FHIR was a hot topic at the HIMSS17 conference earlier this year, with a number of technology vendors claiming to fully embrace the open API. But as Healthcare IT News Editor Mike Miliard points out, FHIR “isn't going to supplant existing HL7 standards such as Version 2 and CDA any time soon.”
Miliard recently spoke with HL7 board member Russell Leftwich, MD, senior clinical advisor of interoperability at InterSystems and co-chair of both HL7's Learning Health Systems Workgroup and its Clinical Interoperability Council, about the current and future role of FHIR in healthcare.
Leftwich tells Miliard that FHIR will liberate healthcare data sharing from the “technology of a previous era.”
“It will be the preferred technology for new development, particularly when it involves accessing data across many servers,” he says. “Interoperability in the '80s, when those standards were first developed, meant connecting two systems together. And then we managed to extend those standards to connect one system to multiple systems. But the reality of today is that there's data across many systems, for an individual or a population.”

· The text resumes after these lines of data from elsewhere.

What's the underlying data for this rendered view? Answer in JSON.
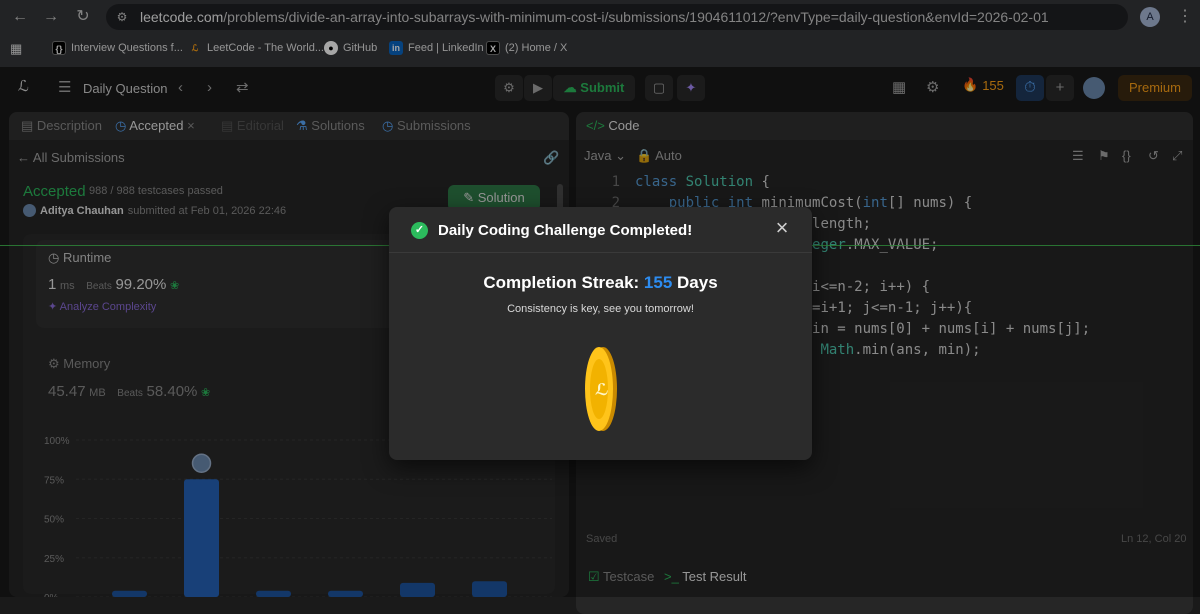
{
  "browser": {
    "url_domain": "leetcode.com",
    "url_path": "/problems/divide-an-array-into-subarrays-with-minimum-cost-i/submissions/1904611012/?envType=daily-question&envId=2026-02-01",
    "profile_initial": "A",
    "bookmarks": [
      {
        "label": "Interview Questions f...",
        "icon": "code-icon",
        "color": "#000000"
      },
      {
        "label": "LeetCode - The World...",
        "icon": "leetcode-icon",
        "color": "#ffa116"
      },
      {
        "label": "GitHub",
        "icon": "github-icon",
        "color": "#ffffff"
      },
      {
        "label": "Feed | LinkedIn",
        "icon": "linkedin-icon",
        "color": "#0a66c2"
      },
      {
        "label": "(2) Home / X",
        "icon": "x-icon",
        "color": "#000000"
      }
    ]
  },
  "app": {
    "problem_list_label": "Daily Question",
    "submit_label": "Submit",
    "streak_count": "155",
    "premium_label": "Premium",
    "left_tabs": [
      "Description",
      "Accepted",
      "Editorial",
      "Solutions",
      "Submissions"
    ],
    "all_submissions_label": "All Submissions",
    "status": "Accepted",
    "testcases": "988 / 988 testcases passed",
    "submitter_name": "Aditya Chauhan",
    "submitted_at": "submitted at Feb 01, 2026 22:46",
    "solution_label": "Solution",
    "runtime": {
      "label": "Runtime",
      "value": "1",
      "unit": "ms",
      "beats_label": "Beats",
      "beats": "99.20%",
      "analyze": "Analyze Complexity"
    },
    "memory": {
      "label": "Memory",
      "value": "45.47",
      "unit": "MB",
      "beats_label": "Beats",
      "beats": "58.40%"
    },
    "code_tab": "Code",
    "language": "Java",
    "auto_label": "Auto",
    "code_lines": [
      "class Solution {",
      "    public int minimumCost(int[] nums) {",
      "        int n = nums.length;",
      "        int ans = Integer.MAX_VALUE;",
      "",
      "        for(int i=1; i<=n-2; i++) {",
      "            for(int j=i+1; j<=n-1; j++){",
      "                int min = nums[0] + nums[i] + nums[j];",
      "                ans = Math.min(ans, min);"
    ],
    "saved_label": "Saved",
    "cursor_pos": "Ln 12, Col 20",
    "testcase_tab": "Testcase",
    "test_result_tab": "Test Result",
    "accent_green": "#2cbb5d",
    "accent_orange": "#ffa116"
  },
  "chart_data": {
    "type": "bar",
    "y_ticks": [
      "100%",
      "75%",
      "50%",
      "25%",
      "0%"
    ],
    "ylim": [
      0,
      100
    ],
    "values": [
      4,
      75,
      4,
      4,
      9,
      10
    ],
    "highlight_index": 1
  },
  "modal": {
    "title": "Daily Coding Challenge Completed!",
    "streak_label": "Completion Streak:",
    "streak_value": "155",
    "streak_unit": "Days",
    "tagline": "Consistency is key, see you tomorrow!"
  }
}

However, Leftwich says, FHIR’s liberation of healthcare data from the constraints of legacy technologies will occur gradually.
“It definitely will coexist for the foreseeable future,” he says. “There is no compelling economic argument to replace the uncounted billions of dollars’ worth of existing systems that use existing standards and do what they do perfectly well with them.”
While “the change in technology is such that you probably couldn't retrofit most of those systems with FHIR,” Leftwich says, “what will happen, I think, is that FHIR will serve as a translation layer, as is the case with the InterSystems health informatics platform.”
For providers, that means developing a transition strategy that includes operating in a hybrid environment.
“You're certainly not going to replace or abandon your existing system; the average hospital today has in excess of 80 systems within their walls,” Leftwich says. “But you want to be able to get that data and aggregate it with data that comes in other forms and from other systems – some of it in FHIR, some of it in existing standards.”